Volker: Diese Aussage würde ich uneingeschränkt unterschreiben. Das moderne Fußballtraining ist aber auch so. Wir haben nicht mehr Methode Magath und laufen 15 Mal den Mount Magath hoch oder 20 Runden Einlaufen wie ich das noch bei Profimannschaften vor 10 Jahren erlebt habe. Heute ist mehr HIT-Training (High Intensity Intervall Training) en vogue, also kurze intensive Spieleinheiten, so wie sie im Spiel vorkommen. Viermal 30 Sekunden Belastung oder viermal 4 Minuten. 5 gegen 3 oder 4 gegen 2, das sind Dinge die heute sportartspezifischer trainiert werden. Nur laufen ist „out“, allerdings muss man sagen, ein durchschnittlicher Spieler läuft in der Bundesliga zwischen 8 und 12 Kilometer und davon sind über 20% im Spurttempo zu absolvieren, also ohne eine gewisse Grundlagenausdauer wird es nicht gehen. Wer allerdings auf diesem Level schon angekommen ist, der hat diese Grundlagenausdauer.

schwatzgelb.de: Wie beurteilst du hier die allgemeine Qualität der sportmedizinischen und mentalen Betreuung bei einem immer mehr größer werdenden Trainerstab?

Volker: Ich beurteile diese eigentlich ganz positiv. Wir haben gelernt, dass es keinen Trainer mehr gibt, der alles kann. Dieser wäre auch völlig überfordert. Ich glaube Spezialisten sind immer mehr gefragt. Konditionstrainer, Mentaltrainer auch Leute, die die Spielbeobachtung machen. Viele Analysen werden heute ja auch schon im Training gemacht. Nicht zuletzt durch die akribische Spielerbeobachtung gibt es heute schon den gläsernen Spieler und tatsächlich müssen alle Daten zusammengeführt werden. Das geht hin bis zur Ernährung. Wir wissen zum Beispiel von Jürgen Klopp, dass er eigens eine Ernährungsberaterin in Liverpool eingestellt hat, die für die Spieler kocht und zwar so kocht, wie es die Spieler brauchen, nämlich mit einem erhöhten Anteil an Kohlenhydraten usw. Alles das spielt eine Rolle und nur so ist es zu erklären, dass heute eigentlich nicht mehr trainiert wird wie vor 10 Jahren, die Leistung aber deutlich besser ist und das Spiel vor allen Dingen schneller geworden ist.
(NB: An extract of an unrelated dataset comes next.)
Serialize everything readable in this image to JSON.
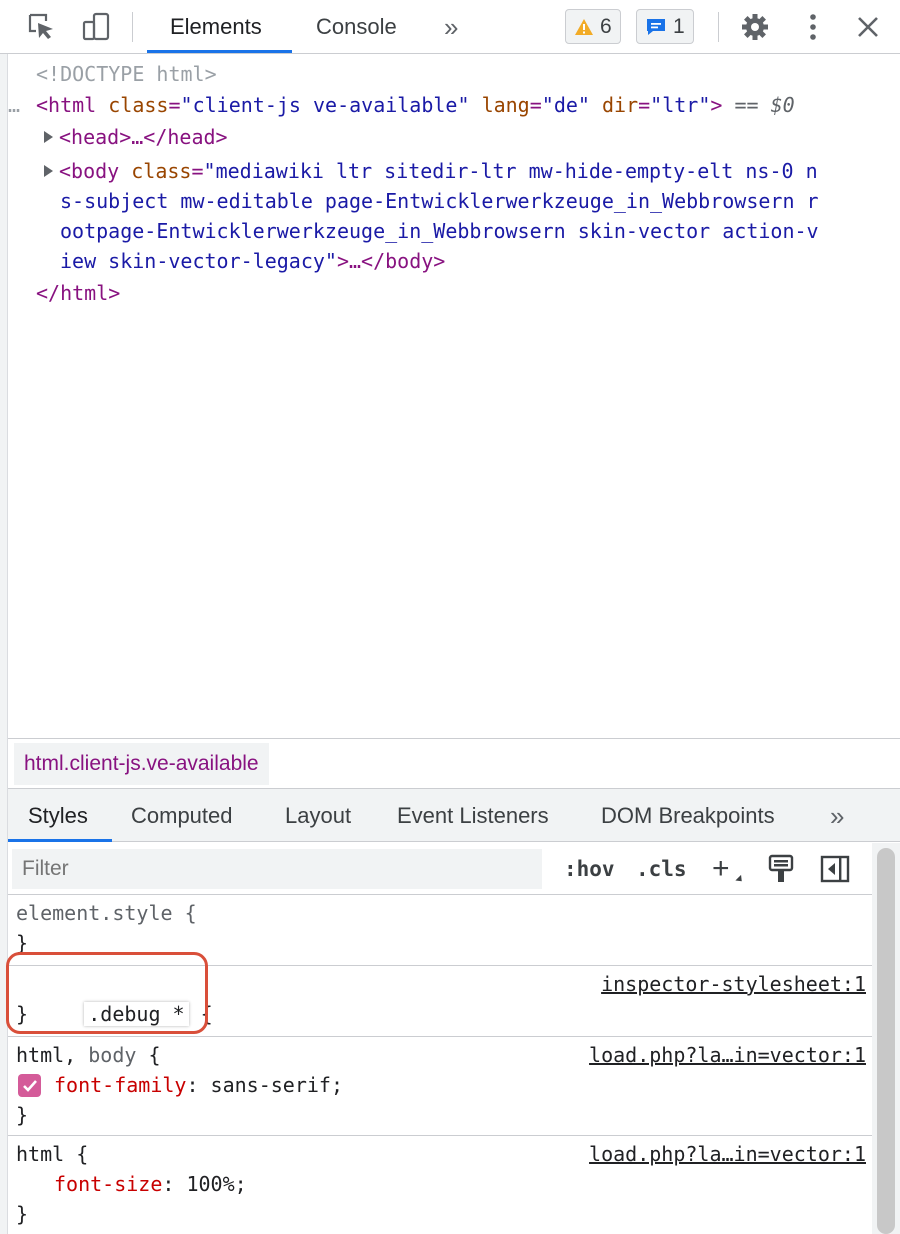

schwatzgelb.de: Ich komme immer ins Grübeln, wenn ich höre, dass die Belastung eines Fußballers durch englische Wochen und die Komprimierung des Spielplanes zu hoch ist. Dabei denke ich an meine persönlichen Erfahrungen im Handball und Eishockey. Warum strengt es gerade Fußballer so an alle paar Tage ein Spiel zu haben?
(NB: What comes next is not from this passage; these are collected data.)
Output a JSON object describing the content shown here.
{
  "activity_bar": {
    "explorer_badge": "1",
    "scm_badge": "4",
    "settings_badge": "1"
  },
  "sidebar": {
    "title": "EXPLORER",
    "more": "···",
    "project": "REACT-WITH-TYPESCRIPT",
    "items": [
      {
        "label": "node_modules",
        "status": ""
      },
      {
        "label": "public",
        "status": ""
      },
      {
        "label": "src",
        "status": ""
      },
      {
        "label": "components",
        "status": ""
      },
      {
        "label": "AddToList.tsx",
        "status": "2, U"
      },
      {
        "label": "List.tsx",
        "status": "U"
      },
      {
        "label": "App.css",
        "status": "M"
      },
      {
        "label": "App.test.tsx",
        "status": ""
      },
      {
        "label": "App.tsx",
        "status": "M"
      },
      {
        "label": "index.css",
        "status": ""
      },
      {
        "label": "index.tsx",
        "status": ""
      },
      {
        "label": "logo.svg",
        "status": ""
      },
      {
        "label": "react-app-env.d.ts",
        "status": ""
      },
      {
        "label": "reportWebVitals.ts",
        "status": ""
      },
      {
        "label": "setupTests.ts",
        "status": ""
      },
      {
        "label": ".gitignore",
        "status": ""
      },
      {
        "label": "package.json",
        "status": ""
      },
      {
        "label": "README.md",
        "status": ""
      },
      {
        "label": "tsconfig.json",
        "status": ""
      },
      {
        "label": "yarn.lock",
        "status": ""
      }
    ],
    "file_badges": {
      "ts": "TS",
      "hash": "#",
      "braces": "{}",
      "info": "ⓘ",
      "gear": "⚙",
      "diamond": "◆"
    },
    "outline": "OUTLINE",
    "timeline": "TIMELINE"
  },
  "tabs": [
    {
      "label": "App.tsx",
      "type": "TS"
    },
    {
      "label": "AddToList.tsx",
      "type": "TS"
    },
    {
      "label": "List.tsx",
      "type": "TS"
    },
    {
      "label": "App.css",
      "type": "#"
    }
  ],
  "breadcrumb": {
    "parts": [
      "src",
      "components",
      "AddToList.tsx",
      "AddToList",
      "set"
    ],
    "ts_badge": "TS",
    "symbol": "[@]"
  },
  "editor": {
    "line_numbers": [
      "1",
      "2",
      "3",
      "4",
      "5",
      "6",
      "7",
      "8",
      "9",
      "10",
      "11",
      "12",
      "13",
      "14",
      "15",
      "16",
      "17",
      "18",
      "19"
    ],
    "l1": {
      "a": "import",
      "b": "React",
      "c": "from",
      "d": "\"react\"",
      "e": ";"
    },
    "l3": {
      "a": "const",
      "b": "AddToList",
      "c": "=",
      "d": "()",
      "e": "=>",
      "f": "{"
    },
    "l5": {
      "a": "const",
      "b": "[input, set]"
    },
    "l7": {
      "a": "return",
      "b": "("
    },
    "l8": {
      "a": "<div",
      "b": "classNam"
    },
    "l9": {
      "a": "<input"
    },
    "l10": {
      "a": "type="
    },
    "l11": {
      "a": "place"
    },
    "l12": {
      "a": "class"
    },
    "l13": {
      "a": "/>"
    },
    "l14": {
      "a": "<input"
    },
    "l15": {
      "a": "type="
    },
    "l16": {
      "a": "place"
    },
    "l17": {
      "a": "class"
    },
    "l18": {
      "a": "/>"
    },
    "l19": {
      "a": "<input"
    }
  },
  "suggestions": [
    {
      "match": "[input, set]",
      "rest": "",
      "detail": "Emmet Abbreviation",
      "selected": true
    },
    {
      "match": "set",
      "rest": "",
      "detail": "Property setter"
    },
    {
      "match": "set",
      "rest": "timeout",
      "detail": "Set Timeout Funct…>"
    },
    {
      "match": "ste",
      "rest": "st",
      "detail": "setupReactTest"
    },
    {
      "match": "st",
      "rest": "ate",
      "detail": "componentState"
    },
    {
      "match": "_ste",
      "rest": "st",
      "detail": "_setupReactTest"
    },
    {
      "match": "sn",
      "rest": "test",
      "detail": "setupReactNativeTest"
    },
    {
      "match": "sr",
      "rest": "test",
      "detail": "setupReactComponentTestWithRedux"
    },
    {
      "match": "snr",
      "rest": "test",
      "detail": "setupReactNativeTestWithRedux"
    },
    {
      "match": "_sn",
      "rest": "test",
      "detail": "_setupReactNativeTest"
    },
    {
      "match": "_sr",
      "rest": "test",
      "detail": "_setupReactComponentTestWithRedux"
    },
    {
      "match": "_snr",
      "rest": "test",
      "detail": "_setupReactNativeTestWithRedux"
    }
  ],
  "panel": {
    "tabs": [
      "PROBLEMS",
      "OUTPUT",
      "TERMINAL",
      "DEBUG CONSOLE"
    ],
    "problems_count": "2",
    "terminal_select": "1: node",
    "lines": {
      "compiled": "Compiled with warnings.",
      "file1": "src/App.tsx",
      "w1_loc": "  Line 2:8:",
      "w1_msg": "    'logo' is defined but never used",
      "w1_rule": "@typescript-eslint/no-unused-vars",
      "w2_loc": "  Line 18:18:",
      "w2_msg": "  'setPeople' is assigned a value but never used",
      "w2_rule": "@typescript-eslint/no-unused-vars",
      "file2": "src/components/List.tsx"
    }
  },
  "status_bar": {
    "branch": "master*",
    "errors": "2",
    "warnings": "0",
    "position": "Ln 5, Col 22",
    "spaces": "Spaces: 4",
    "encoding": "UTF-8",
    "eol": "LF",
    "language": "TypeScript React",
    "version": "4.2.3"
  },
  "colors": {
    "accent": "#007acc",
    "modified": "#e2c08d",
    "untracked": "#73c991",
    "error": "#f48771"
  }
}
Volker: Auch hierzu habe ich eigentlich eine deutliche Meinung. Tatsächlich dürfen wir nicht Äpfel mit Birnen vergleichen. Es ist richtig, dass Handball und Eishockey viel mehr Spiele haben, teilweise bis zu drei in der Woche, aber auch die Belastungszeiten sind ganz anders. Ein durchschnittlicher Eishockeyspieler hat 45 Sekunden Eiszeit dann geht er schon wieder in seine Pause. Ein Fußballspieler geht nach 45 Minuten in die Pause. Beim Handball werden zwischenzeitlich ganze Sturm und- Abwehrreihen ausgewechselt. Das ist schon einmal eine andere Nummer.
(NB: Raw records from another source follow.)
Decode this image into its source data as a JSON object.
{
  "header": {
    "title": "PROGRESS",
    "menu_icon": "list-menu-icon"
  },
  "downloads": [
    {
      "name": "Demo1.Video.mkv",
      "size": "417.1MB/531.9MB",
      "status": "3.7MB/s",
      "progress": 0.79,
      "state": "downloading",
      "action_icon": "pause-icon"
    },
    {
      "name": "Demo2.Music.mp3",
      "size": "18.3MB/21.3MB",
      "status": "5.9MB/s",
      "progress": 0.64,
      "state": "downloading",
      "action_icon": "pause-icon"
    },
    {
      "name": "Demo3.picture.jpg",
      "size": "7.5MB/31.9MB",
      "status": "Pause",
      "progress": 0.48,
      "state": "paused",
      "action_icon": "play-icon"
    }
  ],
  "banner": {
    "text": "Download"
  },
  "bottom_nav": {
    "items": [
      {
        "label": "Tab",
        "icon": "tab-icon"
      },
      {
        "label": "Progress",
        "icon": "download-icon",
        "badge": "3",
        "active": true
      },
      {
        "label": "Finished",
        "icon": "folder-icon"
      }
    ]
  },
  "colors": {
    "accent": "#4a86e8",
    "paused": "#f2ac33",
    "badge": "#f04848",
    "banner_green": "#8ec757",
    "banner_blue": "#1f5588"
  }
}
Jetzt sind wir beim englischen Fußball. Erstaunlicherweise geht es hier mit einer dichteren Spielfolge. Ich hätte deswegen nicht gedacht, dass ein Mchitarjan oder Aubameyang dort zurechtkommen würde. Vielleicht müssen wir manchmal doch über den Kanal blicken. Stichwort Regeneration, Ernährung, Schlafverordnung, teilweise Leben im Clubheim. Dies ist in England noch eine andere Nummer als bei uns. Regeneration wird noch wissenschaftlicher und spezifischer betrieben. Hier könnte ich mir noch Leistungsreserven vorstellen. Aber man muss auch umgekehrt sagen wir sehen in England immer nur die Spitzenspieler. Wieviel Spieler gehen denn da über die Kante? Wie häufig und wie lange verletzen sich Spieler? Darüber bekommen wir relativ wenige Meldungen. Wir sehen nur die Spiele im Fernsehen. Ich könnte mir vorstellen, dass die Verletzungsrate dort deutlich höher ist als bei uns. Also dieses System birgt auch gewisse Gefahren.

schwatzgelb.de: Das soll für den Moment genug sein. Recht herzlichen Dank Volker, dass du dich für dieses Interview zur Verfügung gestellt hast. Sicher gibt es noch viele interessante Aspekte, die wir vielleicht auch unter Einbeziehung unserer Leser zu einem späteren Zeitpunkt noch einmal ansprechen und diskutieren können. Ich freue mich jetzt schon auf die nächsten Flurgespräche in der Klinik wenn wir uns wieder den aktuellen Themen des Spielbetriebes widmen. Es hat Spaß gemacht mit dir zu fachsimpeln. Bis demnächst auf der Südtribüne im Westfalenstadion.